Dietetic consultant Joyce Thompson said "We're invested a lot of time in training staff to carry out assessments with patients. To begin with we have a discussion with the patient, then we weigh them and work out their body mass index to find out if they're already suffering from malnutrition, or if they're at risk. Patients are involved at every stage from menu to recipe development. There's been a lot of enthusiasm and positive vibes from the wards and the kitchen. At the end of the day, food and drink matters and it's something the patients talk about - they care."
To be honest, if you're in hospital food becomes the highlight of the day for most, or at least mealtime does. To think that between 15% and 40% of patients are at risk is a vast amount. A more interesting analysis would be to see how these percentages relate to age groups, although it is admitted the elderly are more vulnerable.

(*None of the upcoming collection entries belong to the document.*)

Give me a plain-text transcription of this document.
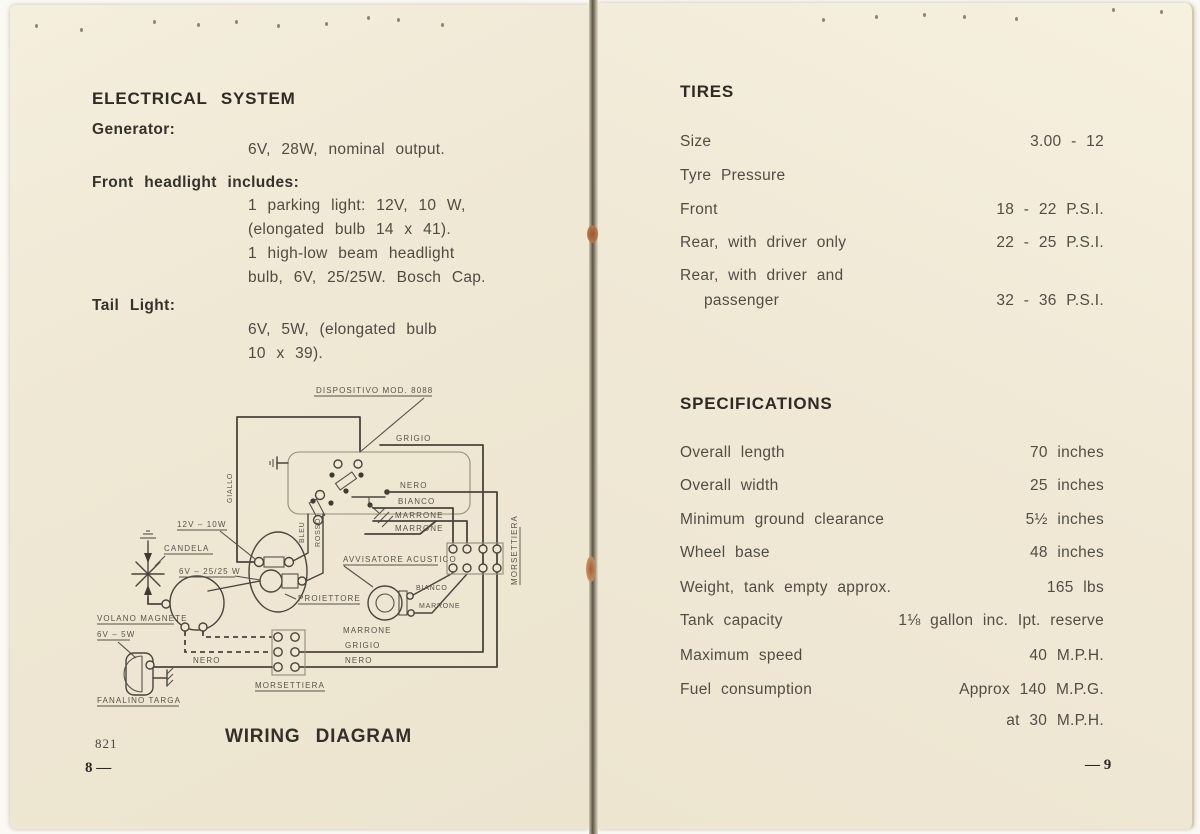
ELECTRICAL SYSTEM
Generator:
6V, 28W, nominal output.
Front headlight includes:
1 parking light: 12V, 10 W,
(elongated bulb 14 x 41).
1 high-low beam headlight
bulb, 6V, 25/25W. Bosch Cap.
Tail Light:
6V, 5W, (elongated bulb
10 x 39).
DISPOSITIVO MOD. 8088
GIALLO
GRIGIO
NERO
BIANCO
MARRONE
MARRONE
CANDELA
VOLANO MAGNETE
BLEU ROSSO
12V – 10W
6V – 25/25 W
PROIETTORE
AVVISATORE ACUSTICO
BIANCO
MARRONE
MORSETTIERA
MORSETTIERA
MARRONE
GRIGIO
NERO
6V – 5W
NERO
FANALINO TARGA
WIRING DIAGRAM
821
8 —
TIRES
Size	3.00 - 12
Tyre Pressure
Front	18 - 22 P.S.I.
Rear, with driver only	22 - 25 P.S.I.
Rear, with driver and
passenger	32 - 36 P.S.I.
SPECIFICATIONS
Overall length	70 inches
Overall width	25 inches
Minimum ground clearance	5½ inches
Wheel base	48 inches
Weight, tank empty approx.	165 lbs
Tank capacity	1⅛ gallon inc. Ipt. reserve
Maximum speed	40 M.P.H.
Fuel consumption	Approx 140 M.P.G.
at 30 M.P.H.
— 9
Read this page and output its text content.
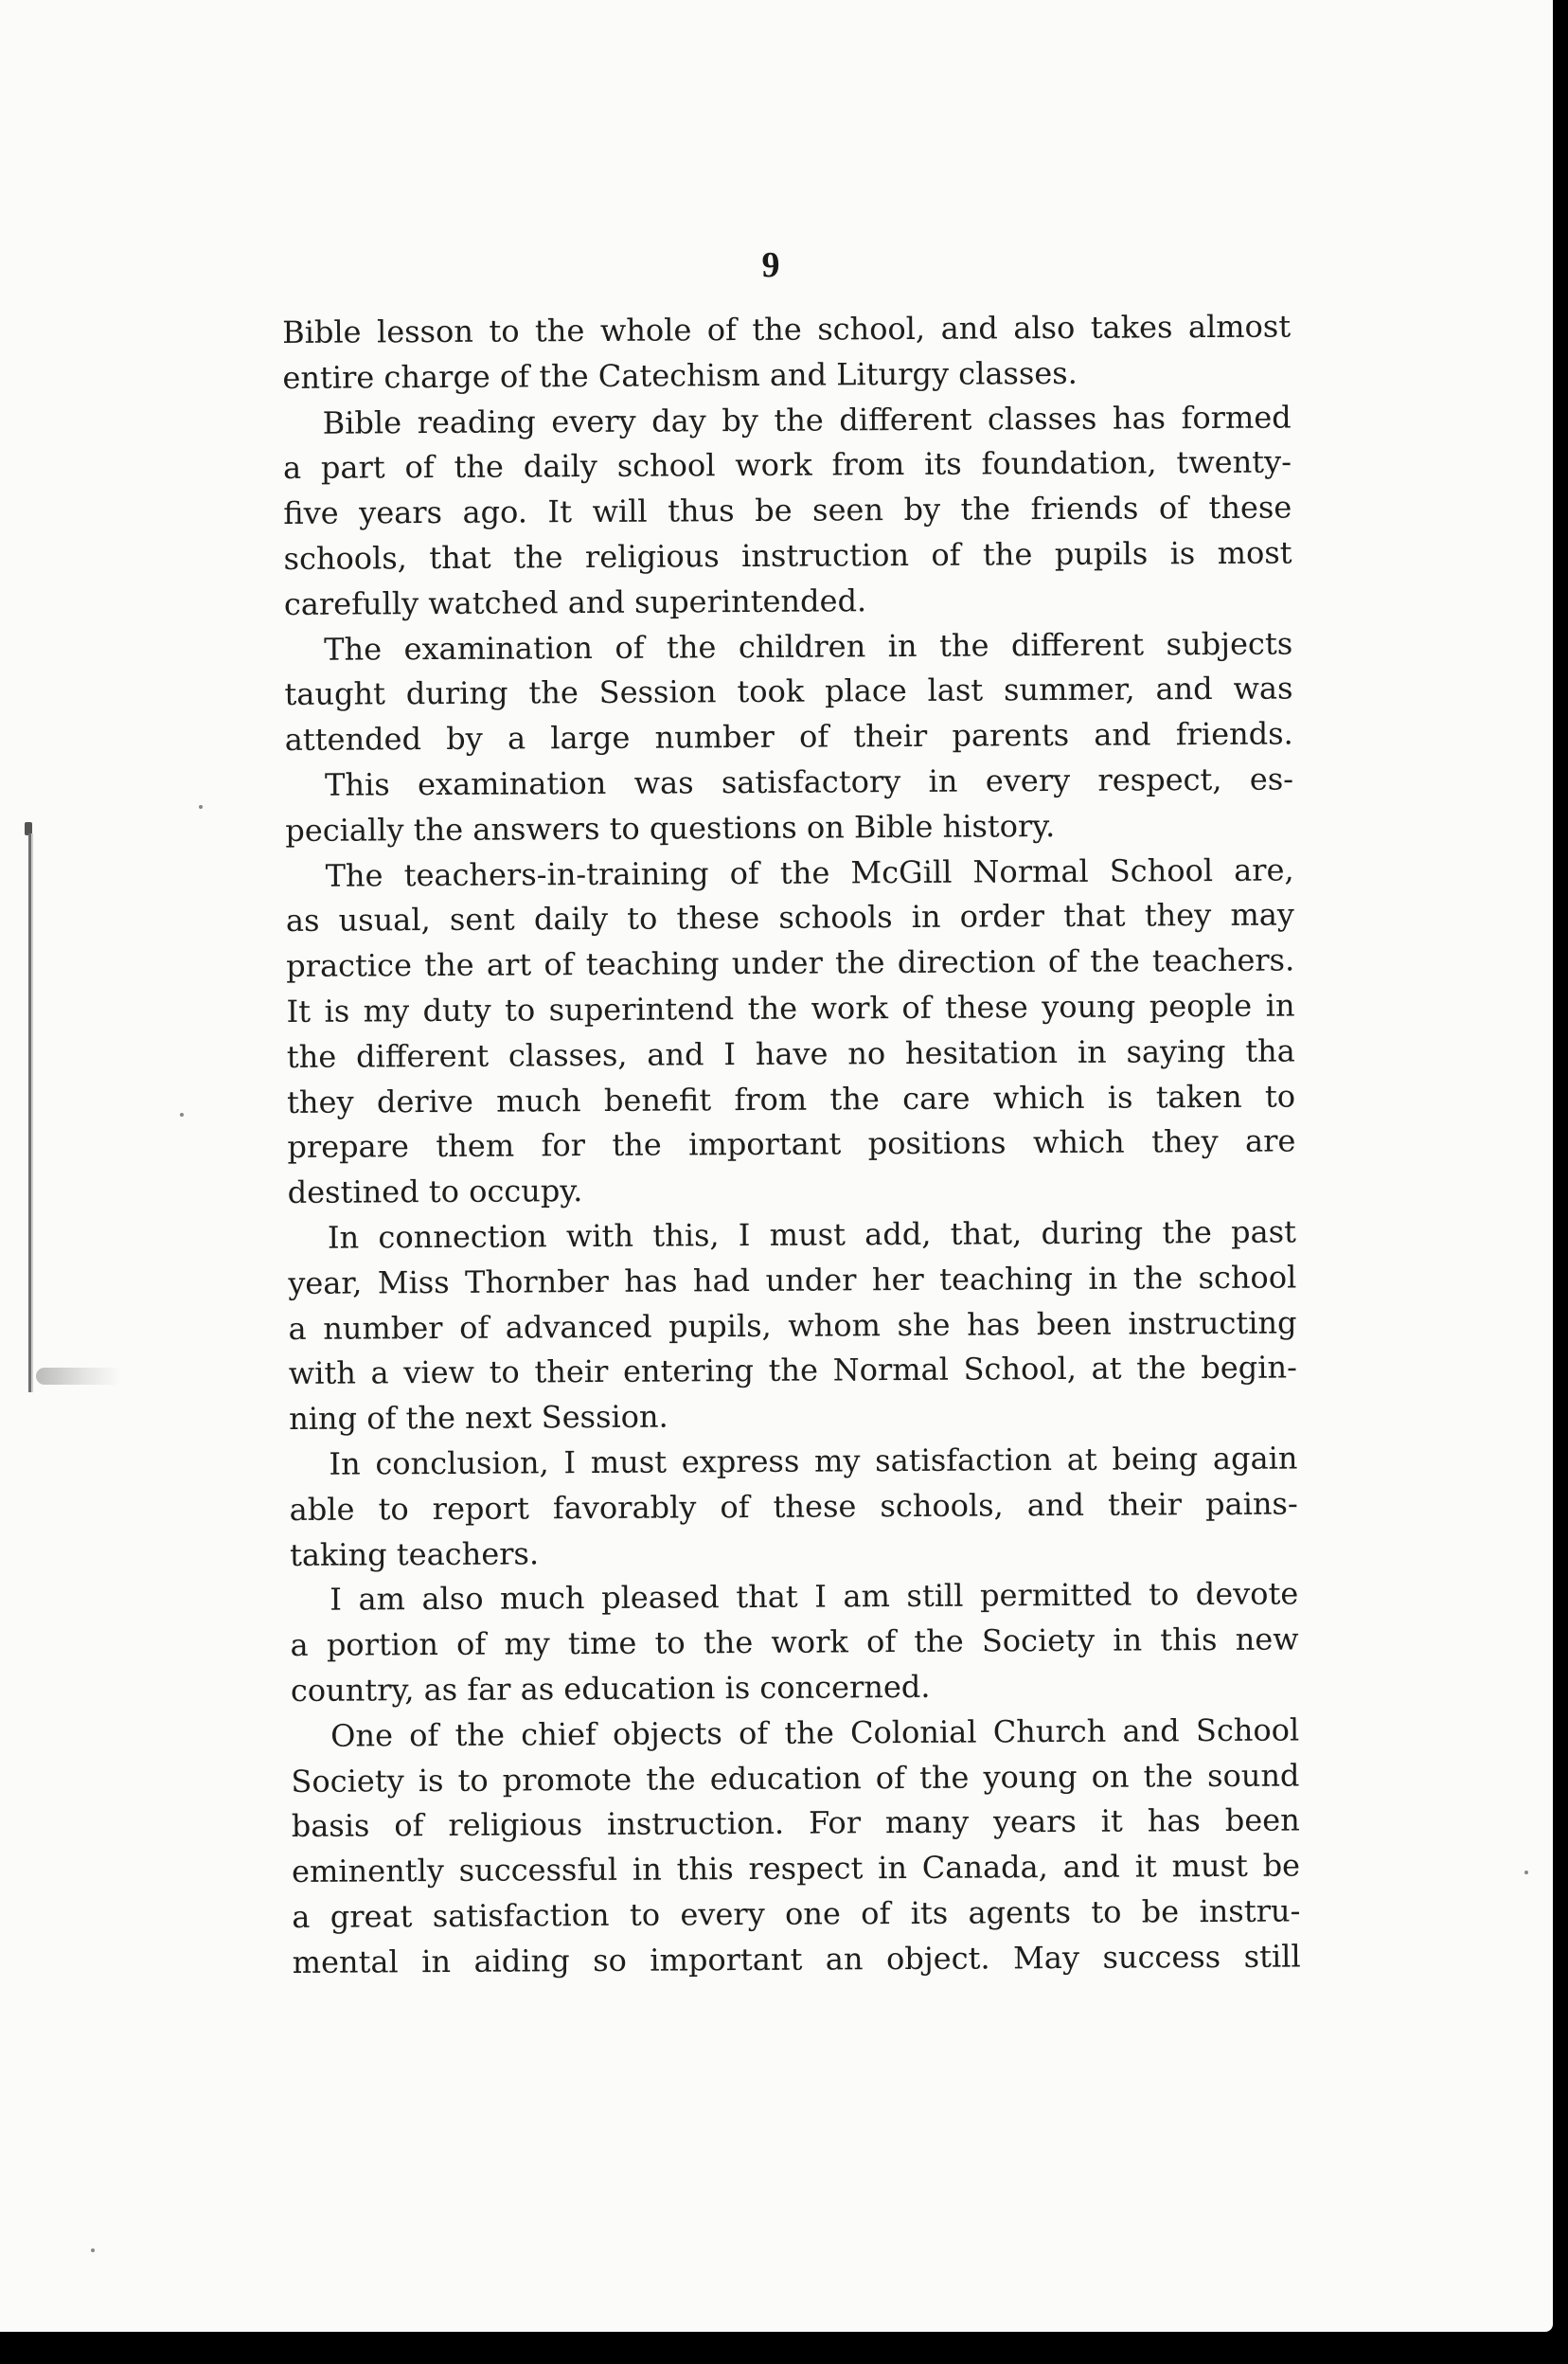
9
Bible lesson to the whole of the school, and also takes almost
entire charge of the Catechism and Liturgy classes.
Bible reading every day by the different classes has formed
a part of the daily school work from its foundation, twenty-
five years ago. It will thus be seen by the friends of these
schools, that the religious instruction of the pupils is most
carefully watched and superintended.
The examination of the children in the different subjects
taught during the Session took place last summer, and was
attended by a large number of their parents and friends.
This examination was satisfactory in every respect, es-
pecially the answers to questions on Bible history.
The teachers-in-training of the McGill Normal School are,
as usual, sent daily to these schools in order that they may
practice the art of teaching under the direction of the teachers.
It is my duty to superintend the work of these young people in
the different classes, and I have no hesitation in saying tha
they derive much benefit from the care which is taken to
prepare them for the important positions which they are
destined to occupy.
In connection with this, I must add, that, during the past
year, Miss Thornber has had under her teaching in the school
a number of advanced pupils, whom she has been instructing
with a view to their entering the Normal School, at the begin-
ning of the next Session.
In conclusion, I must express my satisfaction at being again
able to report favorably of these schools, and their pains-
taking teachers.
I am also much pleased that I am still permitted to devote
a portion of my time to the work of the Society in this new
country, as far as education is concerned.
One of the chief objects of the Colonial Church and School
Society is to promote the education of the young on the sound
basis of religious instruction. For many years it has been
eminently successful in this respect in Canada, and it must be
a great satisfaction to every one of its agents to be instru-
mental in aiding so important an object. May success still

Now NHS Tayside is offering individual menus to patients, perhaps they can get around to ensuring every patient is able to feed themselves. Just the other week a friend mentioned when visiting her mother, she complained of hunger. It appears she couldn't reach her lunch tray and nobody offered help. Did my friend complain? No, she thought it would be a waste of time with endless letters going back and forth.
I wonder if this has extended to Scottish maternity units? In recent years Bounty, best known for providing "goodie bags" to mothers, have started to take photographs if newborn babies in increasing numbers of hospitals in England, signing separate contracts with trusts in which it agrees to pay out about £1.50 per picture taken.
It's staff - who are allowed to park free on hospital sites while patients and relatives are forced to pay - tour maternity wards with laptops and cameras and after a new mother arrives from the delivery suite they ask to take photos of the new child. If the mother signs up she is charged for the prints.
Surely this is an invasion of privacy - perhaps not legally but certainly morally. Childbirth is stressful enough without worrying about a complete stranger thrusting a camera into your baby's face then charging you for the privilege.